Exploring chemistry teachers' perspectives on questioning and providing a new way of analyzing teacher questions in science classrooms
Not peer reviewed
MetadataShow full item record
The goals of this dissertation were, to examine how chemistry teachers conceptualize the nature of questions used in teaching, as well as how their understanding influences their questioning practice, and to explore a new way of studying and evaluating teachers’ questions within the contexts in which the questions occur. The overall research work is reported in three papers which form this dissertation.
Paper I explores how chemistry teachers construe the practice of questioning and the nature of questions they use in their own teaching, and how the teachers have developed their knowledge about questioning. The aims in paper I were achieved by analyzing semi-structured interviews of eleven secondary chemistry teachers from the city of Bergen in Norway. The analysis and interpretation process was informed by Gadamer’s philosophical hermeneutics (Gadamer, 2004). The results reveal that the teachers hold a dichotomous system of question types that they apply in whole-class situations. This system is simpler than most of the question classification systems used in research, and the two types, “facts”-questions and “thinking”-questions, are used flexibly in different situations for different purposes. By facts-questions teachers implied questions that request students for information that they (students) had learnt from before, whereas by thinking-questions, the teachers implied a kind of questions that ask students for their experiences (thinking, opinions or views) about a chemical phenomenon under consideration. From paper I analysis results, conflicting purposes with asking a question seem to be an important reason for why teachers ask many facts questions. The wish for communicating with their students during the lesson wins over the initiation of students’ thinking.
In paper II, five out of 41 question classification taxonomies developed by different educational researchers since 1956 are analyzed. The taxonomies were developed either for use in research as systematic observation instruments, or for classroom teaching purposes. The aim of the analysis was to examine the extent to which the taxonomies could be used by chemistry teachers as a guide to formulating and using questions as desired to achieve target objectives. The conclusions were that the taxonomies were complex and seemed inconsistent with how teachers think about questioning as established in paper I. As a result, in paper II, an alternative framework is proposed as a guide to teachers for developing and using classroom questions.
Paper III suggests an alternative methodological approach that could be used in the study and evaluation of teachers’ questions based on their situational adequacy. The development process follows a review of relevant methodological approaches and frameworks for analyzing teacher discourse, along with a review of how teacher questions have been conceptualized by researchers from both the process-product and sociolinguistic (interpretive) paradigms. The resulting product is a three-step methodological approach for studying and evaluating teacher questions. It comprises three theoretical frameworks, each employed in one of the three analysis steps. The first step uses the Identification, Interpretation—Evaluation, Response (IIER) framework by Louca, Zacharia, and Tzialli (2012) to characterize the context of questions, the second step consist of a designed protocol to evaluate the questions’ adequacy, and the third step utilizes a classification scheme by Anderson et al. (2001) to determine the cognitive level of questions.

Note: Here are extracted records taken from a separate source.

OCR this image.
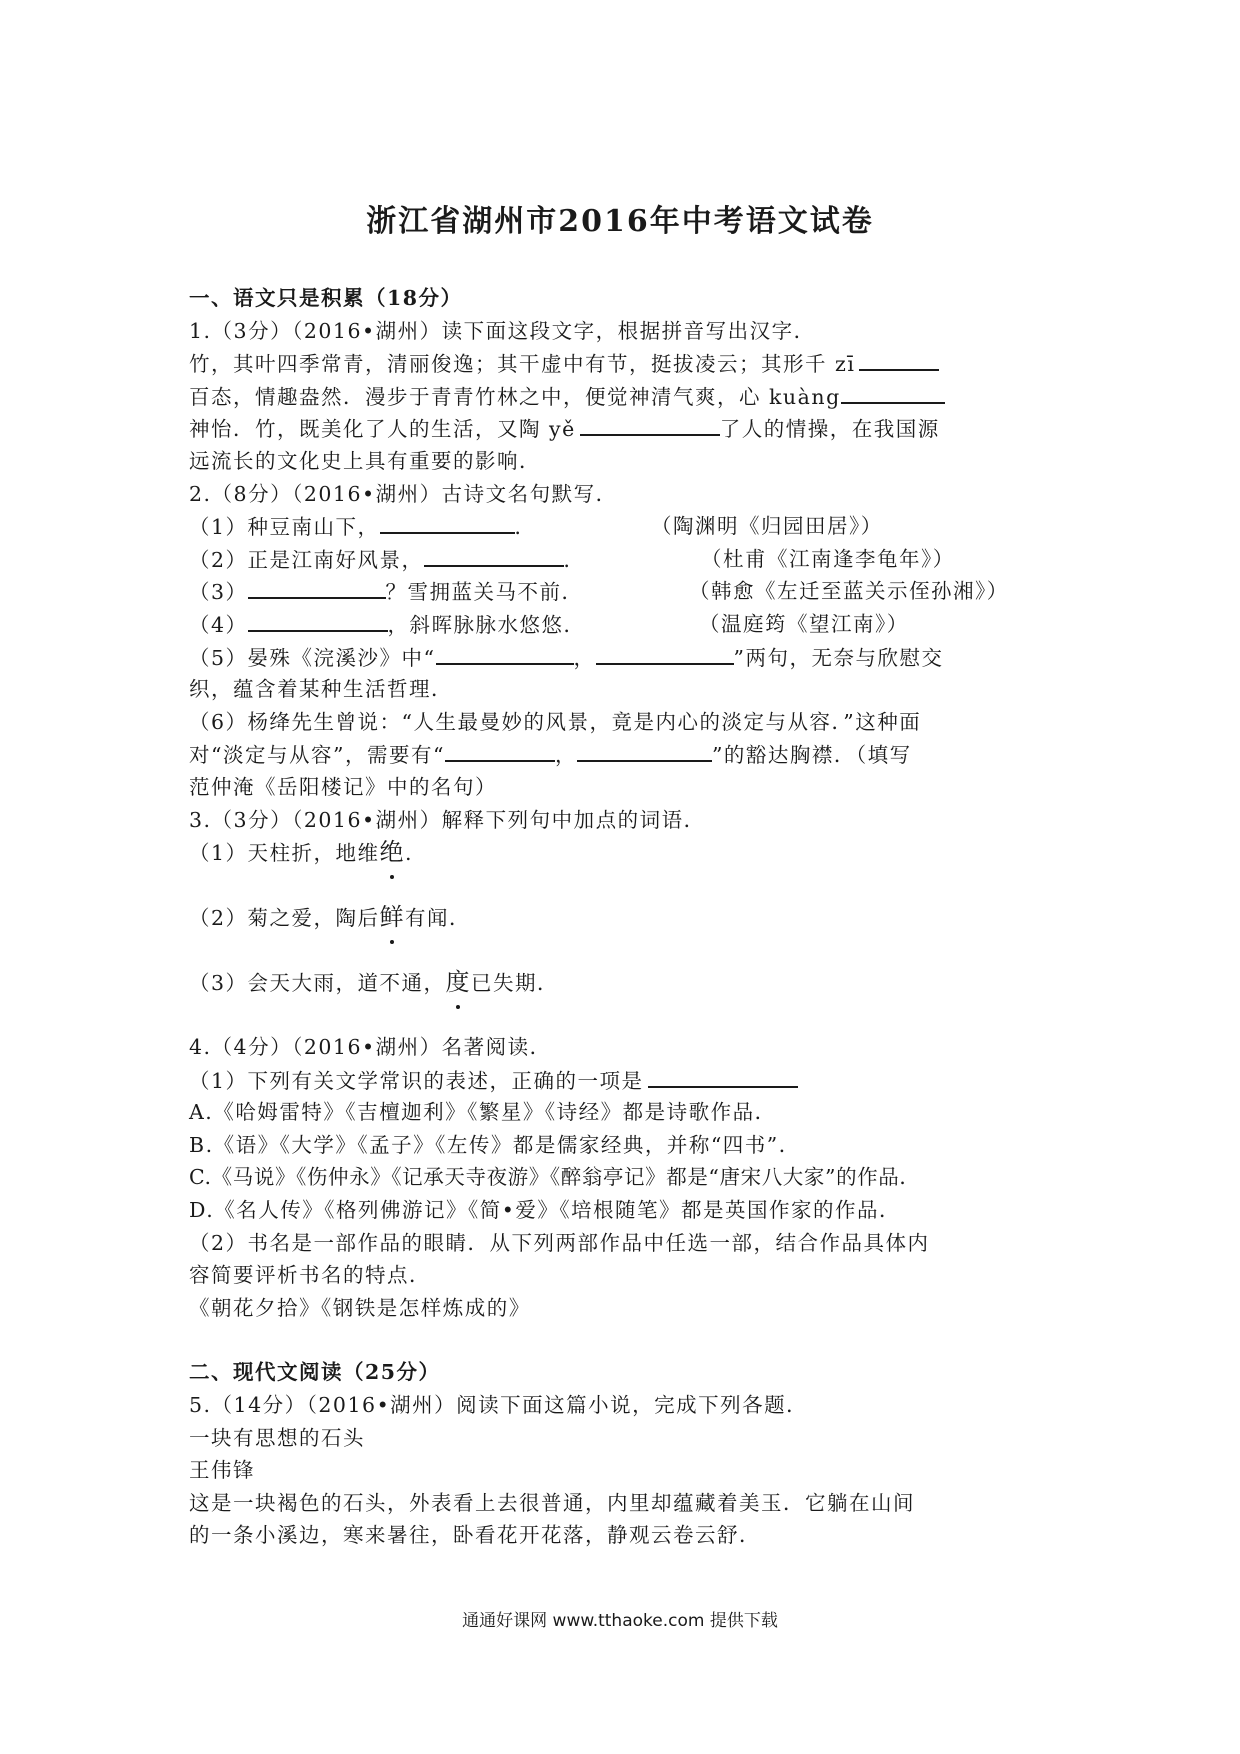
浙江省湖州市2016年中考语文试卷
一、语文只是积累（18分）
1.（3分）（2016•湖州）读下面这段文字，根据拼音写出汉字．
竹，其叶四季常青，清丽俊逸；其干虚中有节，挺拔凌云；其形千 zī
百态，情趣盎然．漫步于青青竹林之中，便觉神清气爽，心 kuàng
神怡．竹，既美化了人的生活，又陶 yě	了人的情操，在我国源
远流长的文化史上具有重要的影响．
2.（8分）（2016•湖州）古诗文名句默写．
（1）种豆南山下，	．	（陶渊明《归园田居》）
（2）正是江南好风景，	．	（杜甫《江南逢李龟年》）
（3）	？雪拥蓝关马不前．	（韩愈《左迁至蓝关示侄孙湘》）
（4）	，斜晖脉脉水悠悠．	（温庭筠《望江南》）
（5）晏殊《浣溪沙》中“	，	”两句，无奈与欣慰交
织，蕴含着某种生活哲理．
（6）杨绛先生曾说：“人生最曼妙的风景，竟是内心的淡定与从容．”这种面
对“淡定与从容”，需要有“	，	”的豁达胸襟．（填写
范仲淹《岳阳楼记》中的名句）
3.（3分）（2016•湖州）解释下列句中加点的词语．
（1）天柱折，地维绝.
（2）菊之爱，陶后鲜有闻．
（3）会天大雨，道不通，度已失期．
4.（4分）（2016•湖州）名著阅读．
（1）下列有关文学常识的表述，正确的一项是
A.《哈姆雷特》《吉檀迦利》《繁星》《诗经》都是诗歌作品．
B.《语》《大学》《孟子》《左传》都是儒家经典，并称“四书”．
C.《马说》《伤仲永》《记承天寺夜游》《醉翁亭记》都是“唐宋八大家”的作品．
D.《名人传》《格列佛游记》《简•爱》《培根随笔》都是英国作家的作品．
（2）书名是一部作品的眼睛．从下列两部作品中任选一部，结合作品具体内
容简要评析书名的特点．
《朝花夕拾》《钢铁是怎样炼成的》
二、现代文阅读（25分）
5.（14分）（2016•湖州）阅读下面这篇小说，完成下列各题．
一块有思想的石头
王伟锋
这是一块褐色的石头，外表看上去很普通，内里却蕴藏着美玉．它躺在山间
的一条小溪边，寒来暑往，卧看花开花落，静观云卷云舒．
通通好课网 www.tthaoke.com 提供下载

Results from applying the approach to teachers’ questions in eight science lessons from the 1999 TIMSS-video study indicate that the approach offers a meaningful way of studying and evaluating teacher questions that opens up for new perspectives regarding, the nature of classroom aspects addressed by a teacher’s questions, the moment by moment distribution of questions along different classroom aspects (content of questions), how students’ reactions and needs influence the teachers’ use of certain questions, and the overall value of teacher questions in a given teaching context.